Beloved St. John’s community,
Sunday July 11 is the traditional feast day of St. Benedict of Nursia. He founded one of the oldest and most steadfast forms of Western Christian contemplative life, Benedictine monasticism. He was born at about 480 in Italy and was educated in Rome. But Rome was quite a bit past its prime; like a ripe fruit that begins rotting, the Roman empire was disintegrating; Rome itself was overrun by various tribes; there was tremendous political instability, and a general breakdown of morality. In some ways, the Rome of his time might be a dystopian version of what our own society could become. What Benedict saw in his culture greatly disturbed him, so he withdrew to a cave to pray and to seek an entirely different kind of lifestyle, even as the desert fathers and mothers had been withdrawing from “civilized” life in the Roman Empire for several centuries.
Once there, he slowly began to learn a rhythm of life broken down into prayer, work, and study. Each part of the equation was unfulfilled without the other; one could not only withdraw to the library to study or the chapel to pray; one also needed to work, specifically at some kind of manual labor. But one could not work without the sustenance and transformative work of prayer, and the endless generative newness of learning.
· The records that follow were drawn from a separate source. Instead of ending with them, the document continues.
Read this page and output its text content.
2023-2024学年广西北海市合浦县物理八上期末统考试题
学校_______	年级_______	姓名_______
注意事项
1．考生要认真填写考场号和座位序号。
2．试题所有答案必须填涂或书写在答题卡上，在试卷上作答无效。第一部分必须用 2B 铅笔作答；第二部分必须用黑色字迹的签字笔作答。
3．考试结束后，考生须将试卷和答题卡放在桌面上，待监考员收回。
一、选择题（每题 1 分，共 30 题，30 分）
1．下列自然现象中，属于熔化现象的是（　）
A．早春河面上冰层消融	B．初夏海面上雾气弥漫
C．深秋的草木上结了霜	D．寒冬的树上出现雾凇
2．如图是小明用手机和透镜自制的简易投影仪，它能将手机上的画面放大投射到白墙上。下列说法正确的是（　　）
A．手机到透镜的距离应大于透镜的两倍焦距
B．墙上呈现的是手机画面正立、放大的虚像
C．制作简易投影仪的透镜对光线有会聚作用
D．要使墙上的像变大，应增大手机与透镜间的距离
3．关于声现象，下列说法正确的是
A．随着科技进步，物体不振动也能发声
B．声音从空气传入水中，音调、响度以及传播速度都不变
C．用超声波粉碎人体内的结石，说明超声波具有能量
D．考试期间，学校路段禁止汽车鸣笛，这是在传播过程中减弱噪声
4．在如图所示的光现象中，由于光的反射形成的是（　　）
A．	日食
I share some of this with you because in our time, perhaps like most others, it is difficult to find a generative balance in life—particularly, a balance centered in the presence and action of God. How do you react to the notion that prayer, learning and work form the basis for a spiritually balanced life? What kind of practices and relationships have helped you find balance and connection with the transformative presence of God?
I myself am headed north for several weeks, for a time of quiet, refreshment, and play with my family. I truly believe this is an essential part of my own life seeking to follow Jesus’ Way of Love. How might the Holy Spirit be inviting you to a rhythm of life that softens you, breaks open your heart, and enables you to sense and listen to the presence of God everywhere?
My prayer for all of us is the even rhythm of spiritual practice in the midst of humdrum everyday life, steady as a heartbeat, attuned to the intimate presence of God. May you sense God’s invitation and follow to surprising joy, light and love.